COSATU welcomes small drop in unemployment

31 July 2012

The Congress of South African Trade Unions welcomes the small drop in the level of unemployment, announced by StatsSA today, 31 July 2012.

The more realistic expanded unemployment rate - which includes discouraged job-seekers who have given up looking for work - declined from 36.6% in the first quarter of 2012 to 36.2% in the second quarter.

The lower ‘official’ rate of unemployment fell in the same period from 25.2% to 24.9%. This represents a drop of just 0.3% and just 56 000 fewer workers without jobs, a drop in the ocean of the total of 4.47 million who remain unemployed.

So it is far too early to be complacent. These figures indicate that unemployment is still way too high and it remains a national crisis. There must be no let-up in the campaign to create jobs, and reduce poverty.

The government must be congratulated for its contribution to the 121 000 new jobs in community and social services‚ which were created between the first and second quarters of the year. This accounts for most of the overall improvement and is very encouraging.

It is extremely worrying however that in the same period, the manufacturing sector lost 44 000 jobs, while the trade sector shed 91 000.

If we are to meet the government targets for creating five million new jobs, the manufacturing industry will be crucial, and for this sector to be still losing jobs must ring the alarm bells. It must spur us on to implement the Industrial Policy Action Plan, the job-creating sections of the New Growth Path and the Infrastructure Development Programme with far greater urgency.
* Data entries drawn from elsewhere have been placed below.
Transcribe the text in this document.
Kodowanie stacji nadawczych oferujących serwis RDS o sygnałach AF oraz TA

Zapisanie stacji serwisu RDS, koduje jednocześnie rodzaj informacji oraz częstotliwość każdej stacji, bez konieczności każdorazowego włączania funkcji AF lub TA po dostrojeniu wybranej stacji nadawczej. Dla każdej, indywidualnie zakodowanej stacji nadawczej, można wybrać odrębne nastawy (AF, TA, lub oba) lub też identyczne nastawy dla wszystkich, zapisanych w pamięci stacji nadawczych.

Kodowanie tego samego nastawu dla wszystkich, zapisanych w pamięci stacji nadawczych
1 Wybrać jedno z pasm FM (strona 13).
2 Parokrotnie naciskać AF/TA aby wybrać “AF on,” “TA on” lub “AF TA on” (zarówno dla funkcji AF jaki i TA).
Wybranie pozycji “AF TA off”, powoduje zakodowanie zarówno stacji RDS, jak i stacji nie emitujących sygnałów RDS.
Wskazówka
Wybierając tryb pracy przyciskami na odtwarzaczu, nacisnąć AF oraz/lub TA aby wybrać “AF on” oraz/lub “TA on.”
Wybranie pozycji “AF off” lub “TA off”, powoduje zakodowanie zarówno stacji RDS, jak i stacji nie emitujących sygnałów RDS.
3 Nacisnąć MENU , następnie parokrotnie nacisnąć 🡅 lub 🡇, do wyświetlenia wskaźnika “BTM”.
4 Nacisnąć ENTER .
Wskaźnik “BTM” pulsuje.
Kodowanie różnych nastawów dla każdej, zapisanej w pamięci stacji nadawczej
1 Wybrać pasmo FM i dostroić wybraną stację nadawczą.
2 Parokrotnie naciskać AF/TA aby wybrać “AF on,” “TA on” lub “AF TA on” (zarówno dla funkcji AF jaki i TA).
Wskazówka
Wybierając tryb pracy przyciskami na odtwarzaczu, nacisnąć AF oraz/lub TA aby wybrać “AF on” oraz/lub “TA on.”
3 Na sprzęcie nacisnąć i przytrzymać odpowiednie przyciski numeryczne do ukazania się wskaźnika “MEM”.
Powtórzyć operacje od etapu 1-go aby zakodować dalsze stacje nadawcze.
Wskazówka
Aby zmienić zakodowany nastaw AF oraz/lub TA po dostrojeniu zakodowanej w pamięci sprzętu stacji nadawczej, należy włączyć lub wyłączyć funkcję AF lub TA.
In particular, we have to prioritise the special crisis of unemployment amongst the youth, who constitute 63% of the working population, yet make 72% of the unemployed.

COSATU welcomes the ANC NEC’s decision to abandon the Democratic Alliance’s bogus ‘solution’ of the Youth Wage Subsidy and will look sympathetically at its alternative of a Job-Seekers’ Grant, though we need much more detail of how it will be distributed and to whom.

It is essential that any such scheme should encourage far more young people to study and learn skills, which will equip them to seize job opportunities when the tide turns and government’s strategy to put us on a new developmental growth path starts to take off and create employment.